For what I don't listen carefully, the serious consequences are as follows:

1, let the teacher worry about my study. I should have listened carefully in class, but I didn't, which distracted the teacher and made the students suffer more serious consequences.

2. It has caused a bad influence among students. Because of my own mistakes, other students may follow suit, affect class discipline, and be irresponsible to other students' parents.

3, affect the improvement of personal comprehensive level, so that they can not be improved under the condition of improved instinct, against the wishes of their parents.

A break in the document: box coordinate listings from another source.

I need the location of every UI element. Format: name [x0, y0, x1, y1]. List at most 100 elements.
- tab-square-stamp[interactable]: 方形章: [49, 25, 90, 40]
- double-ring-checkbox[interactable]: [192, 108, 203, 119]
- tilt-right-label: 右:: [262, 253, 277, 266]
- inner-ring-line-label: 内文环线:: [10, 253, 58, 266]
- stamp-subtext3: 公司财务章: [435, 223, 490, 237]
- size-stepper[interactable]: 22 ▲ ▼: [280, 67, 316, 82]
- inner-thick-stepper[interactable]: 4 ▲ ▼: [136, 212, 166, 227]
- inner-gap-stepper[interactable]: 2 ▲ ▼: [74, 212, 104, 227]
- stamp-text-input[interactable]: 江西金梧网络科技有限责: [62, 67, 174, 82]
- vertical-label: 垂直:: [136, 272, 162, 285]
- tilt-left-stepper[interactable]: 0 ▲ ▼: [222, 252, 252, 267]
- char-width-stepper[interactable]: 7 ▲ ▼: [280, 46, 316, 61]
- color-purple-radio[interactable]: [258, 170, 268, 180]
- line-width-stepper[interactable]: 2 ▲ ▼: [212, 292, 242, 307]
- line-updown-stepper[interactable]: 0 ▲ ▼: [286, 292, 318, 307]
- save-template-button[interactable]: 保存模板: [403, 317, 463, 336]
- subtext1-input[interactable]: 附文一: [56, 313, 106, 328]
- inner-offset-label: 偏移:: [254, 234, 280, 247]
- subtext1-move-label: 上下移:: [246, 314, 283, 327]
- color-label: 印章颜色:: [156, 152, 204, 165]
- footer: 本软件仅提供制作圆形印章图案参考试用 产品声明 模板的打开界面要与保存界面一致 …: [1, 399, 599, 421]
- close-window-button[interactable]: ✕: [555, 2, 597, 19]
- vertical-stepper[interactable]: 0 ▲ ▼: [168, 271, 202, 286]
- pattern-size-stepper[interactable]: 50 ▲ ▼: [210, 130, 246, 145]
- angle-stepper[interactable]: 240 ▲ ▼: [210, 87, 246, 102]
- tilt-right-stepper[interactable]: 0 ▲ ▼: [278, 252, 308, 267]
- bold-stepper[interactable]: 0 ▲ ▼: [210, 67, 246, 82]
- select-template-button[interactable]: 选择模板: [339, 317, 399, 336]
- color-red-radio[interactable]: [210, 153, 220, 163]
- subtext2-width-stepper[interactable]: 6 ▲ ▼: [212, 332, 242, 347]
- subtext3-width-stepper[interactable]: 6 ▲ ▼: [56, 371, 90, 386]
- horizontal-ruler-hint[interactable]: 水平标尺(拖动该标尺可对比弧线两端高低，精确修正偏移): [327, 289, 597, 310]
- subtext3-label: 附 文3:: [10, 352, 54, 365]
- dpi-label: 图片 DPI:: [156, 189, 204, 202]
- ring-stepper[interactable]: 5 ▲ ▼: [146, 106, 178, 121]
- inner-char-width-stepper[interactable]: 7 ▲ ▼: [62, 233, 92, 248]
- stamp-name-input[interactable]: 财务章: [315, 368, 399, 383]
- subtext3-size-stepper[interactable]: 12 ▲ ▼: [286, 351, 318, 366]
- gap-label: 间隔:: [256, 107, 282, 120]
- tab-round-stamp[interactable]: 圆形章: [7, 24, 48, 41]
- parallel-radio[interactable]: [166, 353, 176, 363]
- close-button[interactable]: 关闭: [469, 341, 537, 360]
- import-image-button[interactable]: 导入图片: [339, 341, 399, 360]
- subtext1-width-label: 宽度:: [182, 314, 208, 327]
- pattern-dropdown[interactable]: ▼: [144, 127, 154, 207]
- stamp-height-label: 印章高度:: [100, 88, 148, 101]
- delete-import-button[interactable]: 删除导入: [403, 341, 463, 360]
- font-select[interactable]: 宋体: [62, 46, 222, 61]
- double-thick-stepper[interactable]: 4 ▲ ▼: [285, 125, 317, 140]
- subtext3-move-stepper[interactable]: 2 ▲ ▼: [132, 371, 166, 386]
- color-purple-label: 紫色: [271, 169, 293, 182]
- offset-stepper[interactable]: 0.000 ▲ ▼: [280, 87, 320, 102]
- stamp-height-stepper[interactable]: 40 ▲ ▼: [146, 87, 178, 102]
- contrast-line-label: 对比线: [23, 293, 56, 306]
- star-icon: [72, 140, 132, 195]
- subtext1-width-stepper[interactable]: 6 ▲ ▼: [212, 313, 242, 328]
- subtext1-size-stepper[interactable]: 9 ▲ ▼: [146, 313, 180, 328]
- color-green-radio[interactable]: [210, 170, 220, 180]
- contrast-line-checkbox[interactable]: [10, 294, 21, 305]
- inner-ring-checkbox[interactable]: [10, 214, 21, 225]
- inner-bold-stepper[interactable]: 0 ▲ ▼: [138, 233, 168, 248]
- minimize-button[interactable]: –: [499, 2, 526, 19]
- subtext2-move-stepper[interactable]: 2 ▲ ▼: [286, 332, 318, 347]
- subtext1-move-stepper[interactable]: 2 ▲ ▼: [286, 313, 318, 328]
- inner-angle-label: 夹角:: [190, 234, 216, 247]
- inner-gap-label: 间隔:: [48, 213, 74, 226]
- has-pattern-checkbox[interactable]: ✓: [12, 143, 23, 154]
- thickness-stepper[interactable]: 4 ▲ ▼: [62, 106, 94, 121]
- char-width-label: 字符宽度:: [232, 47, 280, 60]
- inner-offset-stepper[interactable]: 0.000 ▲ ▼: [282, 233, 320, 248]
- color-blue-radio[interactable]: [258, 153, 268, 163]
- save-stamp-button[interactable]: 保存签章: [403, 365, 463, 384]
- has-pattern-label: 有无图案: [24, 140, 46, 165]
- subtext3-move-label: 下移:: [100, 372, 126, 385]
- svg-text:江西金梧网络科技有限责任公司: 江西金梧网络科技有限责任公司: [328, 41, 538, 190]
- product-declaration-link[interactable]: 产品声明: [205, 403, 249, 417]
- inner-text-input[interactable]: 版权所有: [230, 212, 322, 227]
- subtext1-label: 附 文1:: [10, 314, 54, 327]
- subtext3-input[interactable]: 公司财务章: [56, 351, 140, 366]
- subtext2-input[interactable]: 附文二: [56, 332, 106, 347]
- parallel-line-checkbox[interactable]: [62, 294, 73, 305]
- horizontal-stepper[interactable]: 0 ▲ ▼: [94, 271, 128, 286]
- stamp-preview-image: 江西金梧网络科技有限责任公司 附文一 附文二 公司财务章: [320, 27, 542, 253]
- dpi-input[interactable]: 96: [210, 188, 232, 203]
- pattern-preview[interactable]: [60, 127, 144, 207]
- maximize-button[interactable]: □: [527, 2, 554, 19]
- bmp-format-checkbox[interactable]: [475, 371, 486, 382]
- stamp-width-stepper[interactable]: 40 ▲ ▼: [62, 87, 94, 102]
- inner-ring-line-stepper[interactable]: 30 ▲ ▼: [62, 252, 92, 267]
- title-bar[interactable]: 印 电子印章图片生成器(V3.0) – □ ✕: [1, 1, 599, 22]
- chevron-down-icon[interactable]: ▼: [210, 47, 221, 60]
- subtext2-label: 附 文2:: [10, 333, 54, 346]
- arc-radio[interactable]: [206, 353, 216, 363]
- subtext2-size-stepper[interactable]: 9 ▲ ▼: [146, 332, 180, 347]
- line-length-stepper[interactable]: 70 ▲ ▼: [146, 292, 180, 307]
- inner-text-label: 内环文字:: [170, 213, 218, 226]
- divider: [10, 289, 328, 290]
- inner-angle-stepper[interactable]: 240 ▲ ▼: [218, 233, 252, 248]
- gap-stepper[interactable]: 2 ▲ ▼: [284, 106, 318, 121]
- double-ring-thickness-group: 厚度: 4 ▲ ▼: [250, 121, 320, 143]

Now, a big mistake has been made and I deeply regret it. After a profound review, I think the fatal mistakes hidden in my mind are as follows:

1, low ideological awareness, serious lack of attention to important issues. Even if there is understanding, it has not really been put into action.

2. The root cause of low ideological awareness is that I don't respect others enough. Dear teacher teaches hard, but I can't respect your work.

3. The usual lifestyle is lazy. If it weren't for laziness, carelessness and low memory level, how could I forget to turn off my mobile phone?